Standing on the edge of that lake I thought about how difficult it is for our country to make public decisions about wilderness issues.  As I looked down the valley in front of me, I tried to imagine what it was like to travel through these mountains in the days of Lewis and Clark when there were wolves and grizzly bears everywhere. The pioneers that followed hunted the wolves and bears relentlessly until both species faced extinction in the lower 48 states. Today many people, including some people who live in those areas, favor the idea of returning these predators to the wild. Yet the basic conflicts between the predators and people remain the same.

When I was standing there, the wolves on the other side of the ridge had already been shot, though I didn’t know it at the time. Unlike the animal that passed my tent before dawn, the Copper Basin wolf pack’s coming and going had been well-documented and professionally orchestrated.

Copper Basin aside, the wolf population in Idaho as a whole still appears to be increasing every year. Between 2001 and 2006 the estimated number of wolves in the state had increased from 261 to 663. By 2008 another 140 wolves have been added to the estimate. From a biologist’s perspective I know that the recovery numbers are good.

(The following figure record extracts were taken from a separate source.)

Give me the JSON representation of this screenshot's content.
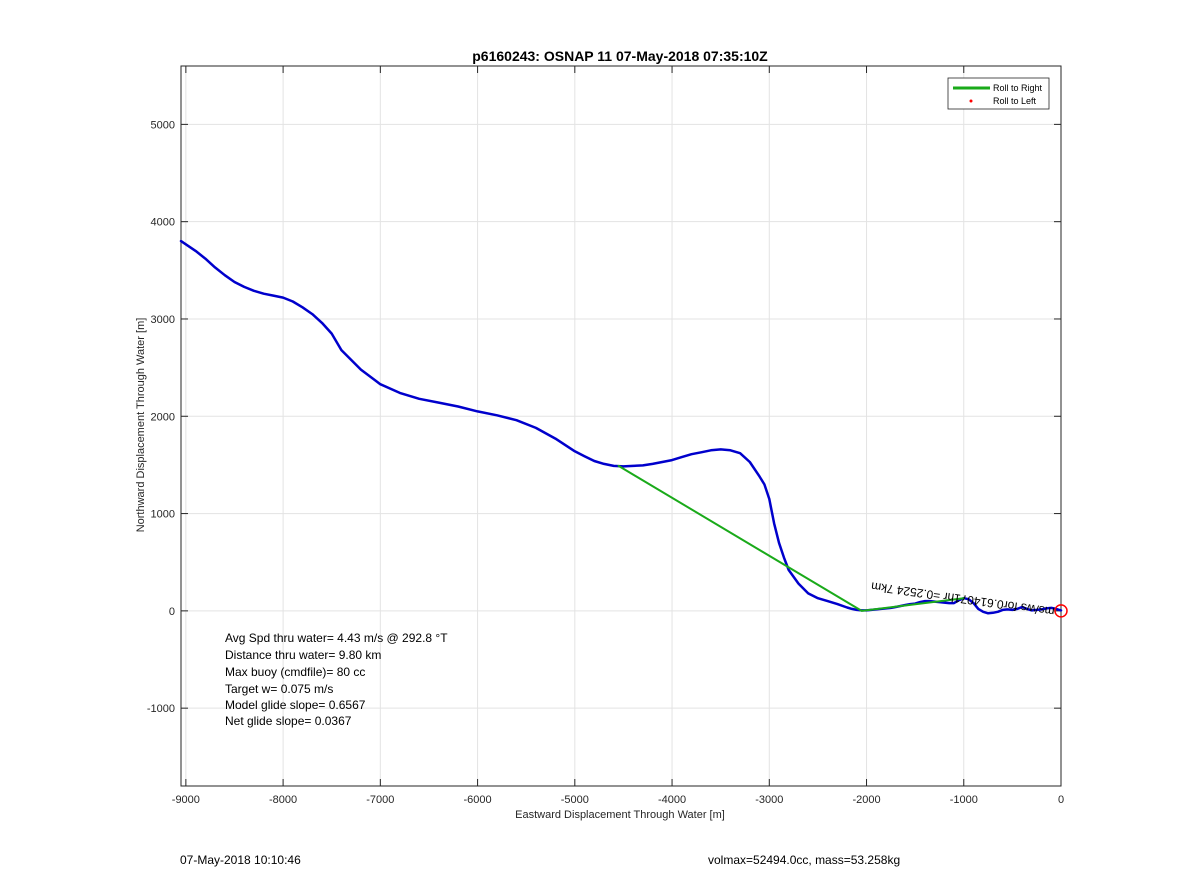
{
  "chart_data": {
    "type": "line",
    "title": "p6160243: OSNAP 11 07-May-2018 07:35:10Z",
    "xlabel": "Eastward Displacement Through Water [m]",
    "ylabel": "Northward Displacement Through Water [m]",
    "xlim": [
      -9050,
      0
    ],
    "ylim": [
      -1800,
      5600
    ],
    "xticks": [
      -9000,
      -8000,
      -7000,
      -6000,
      -5000,
      -4000,
      -3000,
      -2000,
      -1000,
      0
    ],
    "yticks": [
      -1000,
      0,
      1000,
      2000,
      3000,
      4000,
      5000
    ],
    "grid": true,
    "legend": {
      "placement": "top-right",
      "entries": [
        {
          "label": "Roll to Right",
          "color": "#1aaa1a",
          "marker": "line"
        },
        {
          "label": "Roll to Left",
          "color": "#ff0000",
          "marker": "dot"
        }
      ]
    },
    "series": [
      {
        "color": "#0000cc",
        "x": [
          0,
          -50,
          -100,
          -150,
          -200,
          -250,
          -300,
          -350,
          -400,
          -450,
          -500,
          -550,
          -600,
          -650,
          -700,
          -750,
          -800,
          -850,
          -900,
          -950,
          -1000,
          -1050,
          -1100,
          -1150,
          -1200,
          -1250,
          -1300,
          -1350,
          -1400,
          -1450,
          -1500,
          -1550,
          -1600,
          -1650,
          -1700,
          -1750,
          -1800,
          -1850,
          -1900,
          -1950,
          -2000,
          -2050,
          -2100,
          -2150,
          -2200,
          -2300,
          -2400,
          -2500,
          -2600,
          -2700,
          -2800,
          -2850,
          -2900,
          -2950,
          -3000,
          -3050,
          -3100,
          -3200,
          -3300,
          -3400,
          -3500,
          -3600,
          -3700,
          -3800,
          -3900,
          -4000,
          -4100,
          -4200,
          -4300,
          -4400,
          -4500,
          -4600,
          -4700,
          -4800,
          -4900,
          -5000,
          -5200,
          -5400,
          -5600,
          -5800,
          -6000,
          -6200,
          -6400,
          -6600,
          -6800,
          -7000,
          -7200,
          -7400,
          -7500,
          -7600,
          -7700,
          -7800,
          -7900,
          -8000,
          -8100,
          -8200,
          -8300,
          -8400,
          -8500,
          -8600,
          -8700,
          -8800,
          -8900,
          -9050
        ],
        "y": [
          5,
          20,
          30,
          25,
          15,
          10,
          5,
          20,
          40,
          20,
          10,
          15,
          10,
          -10,
          -20,
          -25,
          -10,
          20,
          80,
          120,
          130,
          110,
          80,
          80,
          85,
          90,
          95,
          100,
          100,
          90,
          75,
          70,
          60,
          50,
          40,
          30,
          25,
          20,
          15,
          10,
          5,
          5,
          10,
          20,
          35,
          70,
          100,
          130,
          180,
          280,
          420,
          550,
          700,
          900,
          1150,
          1300,
          1380,
          1530,
          1620,
          1650,
          1660,
          1650,
          1630,
          1610,
          1580,
          1550,
          1530,
          1510,
          1495,
          1490,
          1485,
          1490,
          1510,
          1540,
          1590,
          1640,
          1770,
          1880,
          1960,
          2010,
          2050,
          2100,
          2140,
          2180,
          2240,
          2330,
          2480,
          2680,
          2850,
          2960,
          3050,
          3120,
          3180,
          3220,
          3240,
          3260,
          3290,
          3330,
          3380,
          3450,
          3530,
          3620,
          3700,
          3800
        ]
      },
      {
        "color": "#1aaa1a",
        "x": [
          -4550,
          -2050,
          -1000
        ],
        "y": [
          1490,
          0,
          130
        ]
      }
    ],
    "end_marker": {
      "x": 0,
      "y": 0,
      "color": "#ff0000"
    },
    "annotation": {
      "text": "0.018m/s for0.614071hr =0.252474km",
      "visible_text": "ms/ws for0.614071hr =0.2524 7km"
    }
  },
  "stats": [
    "Avg Spd thru water=  4.43 m/s @ 292.8 °T",
    "Distance thru water=  9.80 km",
    "Max buoy (cmdfile)= 80 cc",
    "Target w= 0.075 m/s",
    "Model glide slope= 0.6567",
    "Net glide slope= 0.0367"
  ],
  "footer": {
    "left": "07-May-2018 10:10:46",
    "right": "volmax=52494.0cc, mass=53.258kg"
  }
}
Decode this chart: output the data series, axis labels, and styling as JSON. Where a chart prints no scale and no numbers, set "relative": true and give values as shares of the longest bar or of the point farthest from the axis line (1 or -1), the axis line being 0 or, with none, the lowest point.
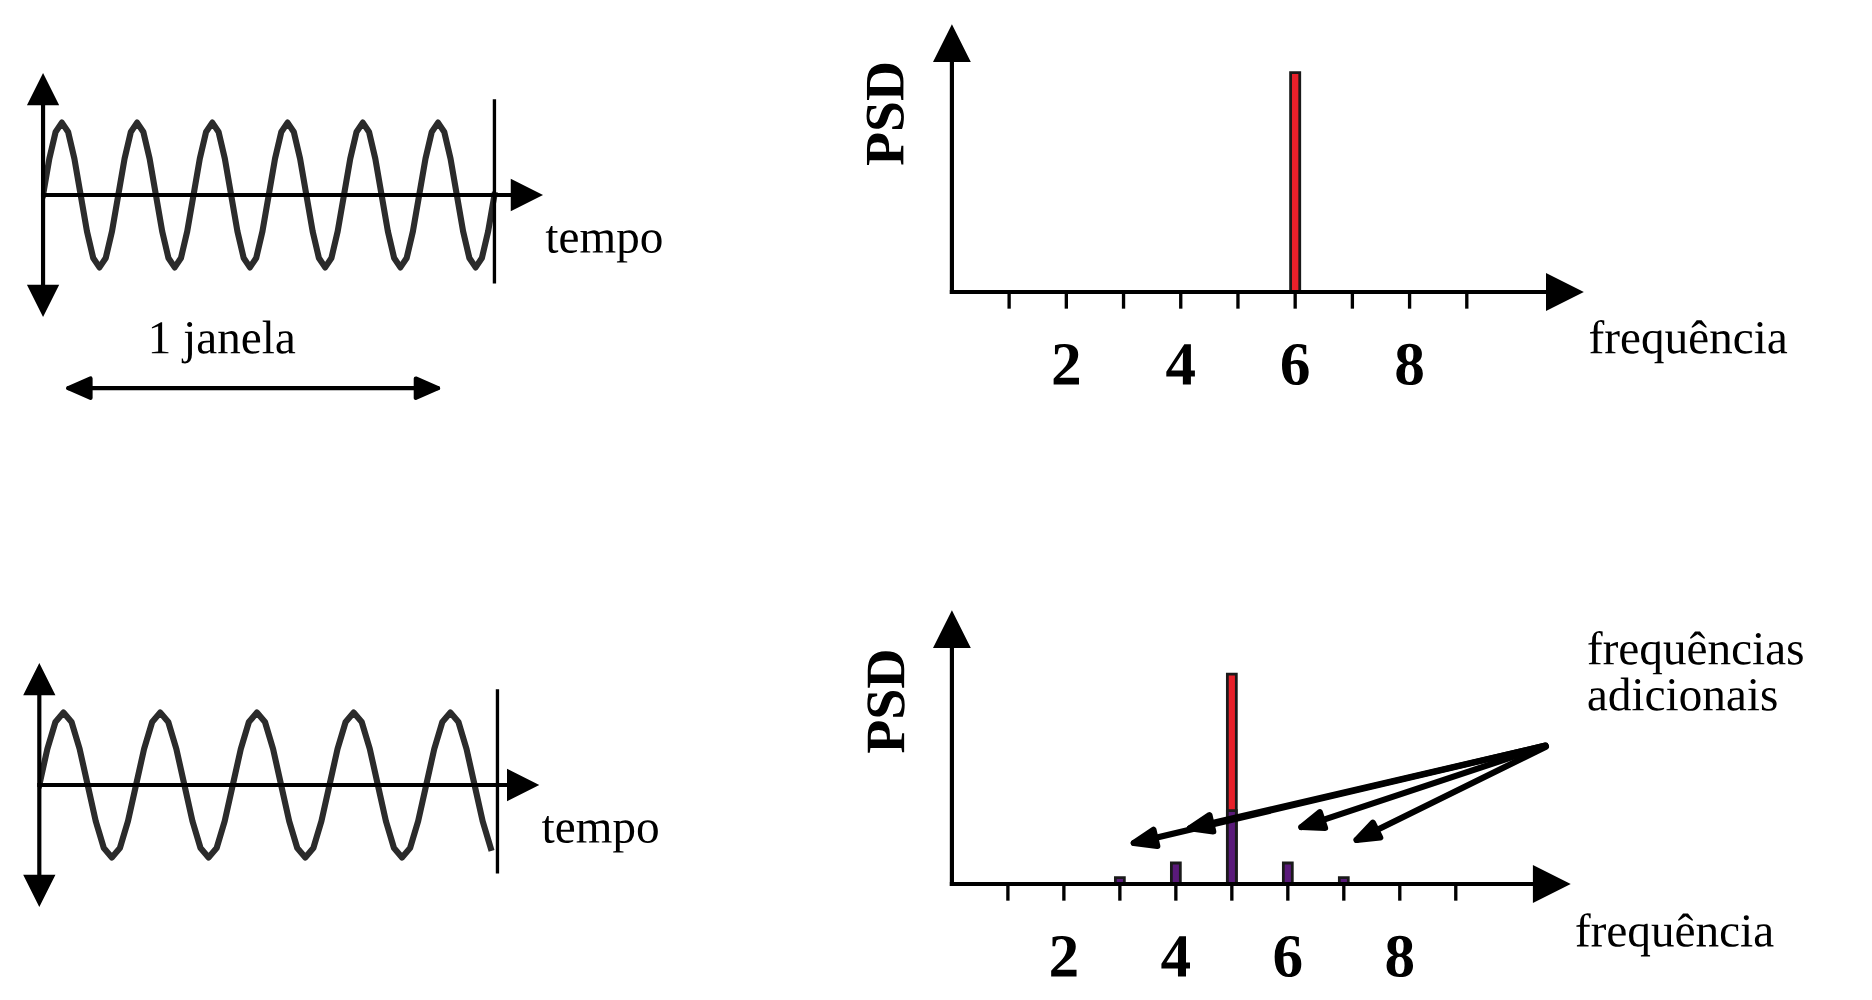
{
  "chart_data": [
    {
      "type": "line",
      "xlabel": "tempo",
      "relative": true,
      "color": "#2b2b2b",
      "annotations": [
        "1 janela"
      ],
      "categories": [
        null,
        null,
        null,
        null,
        null,
        null,
        null,
        null,
        null,
        null,
        null,
        null,
        null,
        null,
        null,
        null,
        null,
        null,
        null,
        null,
        null,
        null,
        null,
        null,
        null,
        null,
        null,
        null,
        null,
        null,
        null,
        null,
        null,
        null,
        null,
        null,
        null,
        null,
        null,
        null,
        null,
        null,
        null,
        null,
        null,
        null,
        null,
        null,
        null,
        null,
        null,
        null,
        null,
        null,
        null,
        null,
        null,
        null,
        null,
        null,
        null,
        null,
        null,
        null,
        null,
        null,
        null,
        null,
        null,
        null,
        null,
        null,
        null
      ],
      "values": [
        0,
        0.5,
        0.87,
        1,
        0.87,
        0.5,
        0,
        -0.5,
        -0.87,
        -1,
        -0.87,
        -0.5,
        0,
        0.5,
        0.87,
        1,
        0.87,
        0.5,
        0,
        -0.5,
        -0.87,
        -1,
        -0.87,
        -0.5,
        0,
        0.5,
        0.87,
        1,
        0.87,
        0.5,
        0,
        -0.5,
        -0.87,
        -1,
        -0.87,
        -0.5,
        0,
        0.5,
        0.87,
        1,
        0.87,
        0.5,
        0,
        -0.5,
        -0.87,
        -1,
        -0.87,
        -0.5,
        0,
        0.5,
        0.87,
        1,
        0.87,
        0.5,
        0,
        -0.5,
        -0.87,
        -1,
        -0.87,
        -0.5,
        0,
        0.5,
        0.87,
        1,
        0.87,
        0.5,
        0,
        -0.5,
        -0.87,
        -1,
        -0.87,
        -0.5,
        0
      ]
    },
    {
      "type": "bar",
      "ylabel": "PSD",
      "xlabel": "frequência",
      "relative": true,
      "tick_labels": "x",
      "xlim": [
        0,
        10.7
      ],
      "xticks": [
        {
          "value": 1,
          "label": null
        },
        2,
        {
          "value": 3,
          "label": null
        },
        4,
        {
          "value": 5,
          "label": null
        },
        6,
        {
          "value": 7,
          "label": null
        },
        8,
        {
          "value": 9,
          "label": null
        }
      ],
      "series": [
        {
          "color": "#e8202a",
          "x": [
            6
          ],
          "values": [
            1
          ]
        }
      ]
    },
    {
      "type": "line",
      "xlabel": "tempo",
      "relative": true,
      "color": "#2b2b2b",
      "categories": [
        null,
        null,
        null,
        null,
        null,
        null,
        null,
        null,
        null,
        null,
        null,
        null,
        null,
        null,
        null,
        null,
        null,
        null,
        null,
        null,
        null,
        null,
        null,
        null,
        null,
        null,
        null,
        null,
        null,
        null,
        null,
        null,
        null,
        null,
        null,
        null,
        null,
        null,
        null,
        null,
        null,
        null,
        null,
        null,
        null,
        null,
        null,
        null,
        null,
        null,
        null,
        null,
        null,
        null,
        null,
        null,
        null
      ],
      "values": [
        0,
        0.5,
        0.87,
        1,
        0.87,
        0.5,
        0,
        -0.5,
        -0.87,
        -1,
        -0.87,
        -0.5,
        0,
        0.5,
        0.87,
        1,
        0.87,
        0.5,
        0,
        -0.5,
        -0.87,
        -1,
        -0.87,
        -0.5,
        0,
        0.5,
        0.87,
        1,
        0.87,
        0.5,
        0,
        -0.5,
        -0.87,
        -1,
        -0.87,
        -0.5,
        0,
        0.5,
        0.87,
        1,
        0.87,
        0.5,
        0,
        -0.5,
        -0.87,
        -1,
        -0.87,
        -0.5,
        0,
        0.5,
        0.87,
        1,
        0.87,
        0.5,
        0,
        -0.5,
        -0.87
      ]
    },
    {
      "type": "bar",
      "ylabel": "PSD",
      "xlabel": "frequência",
      "relative": true,
      "tick_labels": "x",
      "xlim": [
        0,
        10.7
      ],
      "xticks": [
        {
          "value": 1,
          "label": null
        },
        2,
        {
          "value": 3,
          "label": null
        },
        4,
        {
          "value": 5,
          "label": null
        },
        6,
        {
          "value": 7,
          "label": null
        },
        8,
        {
          "value": 9,
          "label": null
        }
      ],
      "annotations": [
        "frequências\nadicionais"
      ],
      "series": [
        {
          "color": "#e8202a",
          "x": [
            5
          ],
          "values": [
            1
          ]
        },
        {
          "color": "#5a1a7a",
          "x": [
            3,
            4,
            5,
            6,
            7
          ],
          "values": [
            0.03,
            0.1,
            0.35,
            0.1,
            0.03
          ]
        }
      ]
    }
  ]
}
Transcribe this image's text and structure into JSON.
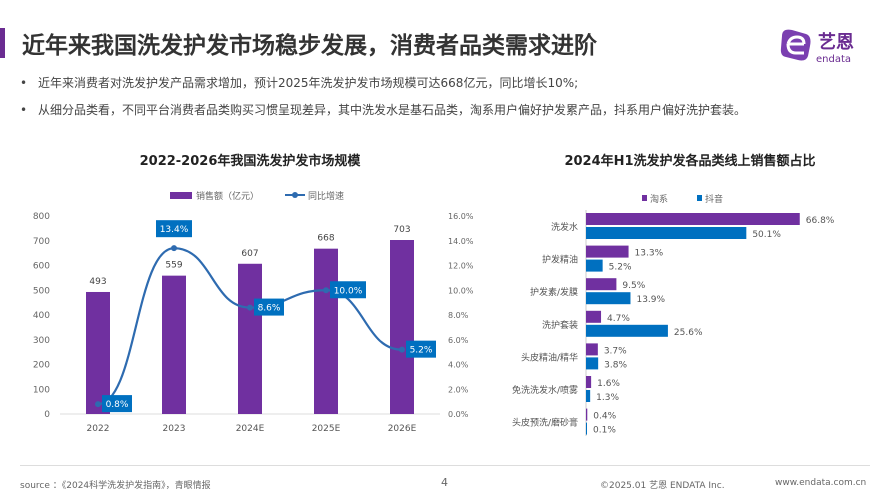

Yet even knowing this, as I recall looking out over a valley that the Copper Basin wolves may have peeked into, I can’t help but compare this with so many other similar outcomes where the needs of people outweigh the needs of wildlife. Surprise Valley and the larger Fall Creek Valley below it are the only valleys in the Pioneers where cattle are excluded, and so the wolves that wandered into Copper Basin found themselves in an area where they were forced to compete directly with the needs of people. It is a losing proposition for the wolves, and the fate of the Copper Basin pack still saddens me.